Près de 90 % de la production d’endives sont concentrés dans les Hauts-de-France, pour des raisons historiques mais aussi pédoclimatiques et d’organisation du marché. En raison de la technicité de sa production, l’endive est aussi méconnue des jardiniers amateurs.

Un peu de botanique… et d’histoire

Les chicorées du genre Cichorium appartiennent à la famille des astéracées. Parmi les chicorées, on distingue les espèces C. endivia L., qui produisent les chicorées scaroles et frisées, et C. intybus L., qui donnent les chicorées amères. Parmi ces chicorées, on trouve la chicorée Witloof ou endive, mais aussi les chicorées sauvages améliorées, souvent d’origine italienne, et les chicorées industrielles (voir encadré p 37).

Vers 1630 à Montreuil-sous-Bois, un jardinier découvre par hasard que des racines de chicorée sauvage, disposées dans une cave, donnent de longues feuilles blanches et découpées grâce à la tiédeur et à l’absence de lumière. La barbe de capucin était née, avec des feuilles blanches moins amères que les feuilles vertes. Cette expérience fait des émules avec le lancement d’une véritable industrie qui alimenta Paris, trois siècles durant, en salades fraîches pendant l’hiver. En 1870, on dénombrait plus d’une centaine d’étioleurs à Montreuil. Mais la barbe de capucin est supplantée à Paris après la Première Guerre mondiale par l’arrivée, depuis la Belgique, d’une autre chicorée du nom de Witloof ou chicorée de Bruxelles. L’histoire dit que c’est Frans Bresiers, le jardinier en chef du jardin botanique de Bruxelles, qui aurait fait cette découverte vers 1850 et développé la technique de production, qui est restée longtemps secrète. En France, Henri de Vilmorin présente le produit aux sociétés d’horticulture en janvier 1875. L’endive, développée après la Seconde Guerre mondiale dans le nord de la France, est dénommée chicon.
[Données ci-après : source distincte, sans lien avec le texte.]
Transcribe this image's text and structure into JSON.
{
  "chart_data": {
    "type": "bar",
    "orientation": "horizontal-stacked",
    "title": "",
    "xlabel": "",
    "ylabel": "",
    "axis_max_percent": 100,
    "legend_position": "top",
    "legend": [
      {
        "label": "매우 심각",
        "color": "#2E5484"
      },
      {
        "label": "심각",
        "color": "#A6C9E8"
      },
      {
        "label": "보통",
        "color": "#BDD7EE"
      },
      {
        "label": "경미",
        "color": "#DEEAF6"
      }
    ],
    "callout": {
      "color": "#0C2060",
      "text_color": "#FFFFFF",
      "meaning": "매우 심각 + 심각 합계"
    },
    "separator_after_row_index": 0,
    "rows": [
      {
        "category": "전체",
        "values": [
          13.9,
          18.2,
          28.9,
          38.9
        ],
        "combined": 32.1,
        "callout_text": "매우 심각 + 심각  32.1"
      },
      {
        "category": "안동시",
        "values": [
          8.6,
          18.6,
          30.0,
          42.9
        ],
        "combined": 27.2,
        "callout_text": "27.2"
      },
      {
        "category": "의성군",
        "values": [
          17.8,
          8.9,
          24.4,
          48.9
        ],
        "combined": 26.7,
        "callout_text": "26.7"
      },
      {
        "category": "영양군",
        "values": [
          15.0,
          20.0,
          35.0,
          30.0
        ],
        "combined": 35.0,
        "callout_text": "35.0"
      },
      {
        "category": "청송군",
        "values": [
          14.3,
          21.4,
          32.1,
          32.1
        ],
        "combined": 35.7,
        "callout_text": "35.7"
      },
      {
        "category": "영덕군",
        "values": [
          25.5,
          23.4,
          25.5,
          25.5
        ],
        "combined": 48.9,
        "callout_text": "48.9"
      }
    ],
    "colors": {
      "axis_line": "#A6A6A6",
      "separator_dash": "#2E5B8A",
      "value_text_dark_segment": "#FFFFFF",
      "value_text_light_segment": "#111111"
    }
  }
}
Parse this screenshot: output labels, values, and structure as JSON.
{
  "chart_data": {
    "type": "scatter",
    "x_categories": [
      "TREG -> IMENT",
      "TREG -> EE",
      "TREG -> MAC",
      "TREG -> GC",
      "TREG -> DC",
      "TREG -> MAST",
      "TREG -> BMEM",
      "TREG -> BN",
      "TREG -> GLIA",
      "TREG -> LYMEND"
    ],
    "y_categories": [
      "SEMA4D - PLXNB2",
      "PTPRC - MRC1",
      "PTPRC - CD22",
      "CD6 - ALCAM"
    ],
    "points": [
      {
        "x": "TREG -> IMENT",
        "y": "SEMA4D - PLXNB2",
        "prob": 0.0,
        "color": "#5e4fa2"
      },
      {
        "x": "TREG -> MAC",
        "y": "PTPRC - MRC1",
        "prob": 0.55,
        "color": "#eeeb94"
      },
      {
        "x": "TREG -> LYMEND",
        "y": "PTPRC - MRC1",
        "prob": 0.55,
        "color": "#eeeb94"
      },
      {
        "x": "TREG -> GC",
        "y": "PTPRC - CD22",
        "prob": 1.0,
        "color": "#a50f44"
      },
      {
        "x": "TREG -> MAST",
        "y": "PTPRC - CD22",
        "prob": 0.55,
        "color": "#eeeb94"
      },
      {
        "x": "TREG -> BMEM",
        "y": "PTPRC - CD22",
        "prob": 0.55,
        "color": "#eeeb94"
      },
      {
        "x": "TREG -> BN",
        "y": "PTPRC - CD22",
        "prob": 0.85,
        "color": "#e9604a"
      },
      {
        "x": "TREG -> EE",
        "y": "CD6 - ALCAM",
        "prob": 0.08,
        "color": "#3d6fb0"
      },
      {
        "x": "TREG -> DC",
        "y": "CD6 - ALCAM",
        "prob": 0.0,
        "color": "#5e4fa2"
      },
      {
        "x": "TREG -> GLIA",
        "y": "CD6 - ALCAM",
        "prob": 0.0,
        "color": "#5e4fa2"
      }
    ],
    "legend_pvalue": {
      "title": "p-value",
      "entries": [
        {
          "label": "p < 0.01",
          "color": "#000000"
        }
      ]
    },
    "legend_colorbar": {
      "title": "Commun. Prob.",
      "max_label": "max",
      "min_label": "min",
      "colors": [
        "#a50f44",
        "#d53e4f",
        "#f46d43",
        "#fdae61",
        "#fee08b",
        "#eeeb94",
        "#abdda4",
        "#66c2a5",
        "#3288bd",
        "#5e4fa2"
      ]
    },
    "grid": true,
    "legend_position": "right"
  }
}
Jeter un regard sur une inflorescence d’endive rappelle que la plante est bien une astéracée © Claire Dore-Inra

Une production complexe

Cette production a la particularité de comprendre deux phases : la culture de la racine au champ, de mai à novembre, et le forçage, après conservation des racines au froid. Si l’adaptation des conditions de forçage permet d’optimiser le potentiel des racines, c’est au champ que se fait la qualité du produit. Il s’agit d’abord un légume d’hiver, avec une production qui s’étale de novembre à mars. Cependant, l’amélioration des variétés et l’utilisation de techniques particulières par les professionnels (bâche plastique pour la précocité, chambre froide négative pour conserver la racine) permettent maintenant une production toute l’année.

 

La production de la racine

Le choix de la variété a une incidence prépondérante sur la qualité du produit. En effet, les populations traditionnelles nécessitent généralement de la terre sur le bourgeon pour obtenir un produit dense et bien fermé. Les hybrides F1 ont été développées pour un forçage sans cette terre de couverture. Ils sont plus homogènes, plus productifs et plus souples d’utilisation. On récolte les racines après 150 à 170 jours de végétation, soit de la mi-octobre à la mi-novembre. On coupe la racine à 15 à 17 cm et le feuillage en laissant un bouquet foliaire de 3 à 5 cm pour conserver et protéger le bourgeon qui donnera l’endive. Il faut bien éliminer la terre attenante à la racine, car elle peut contenir des champignons.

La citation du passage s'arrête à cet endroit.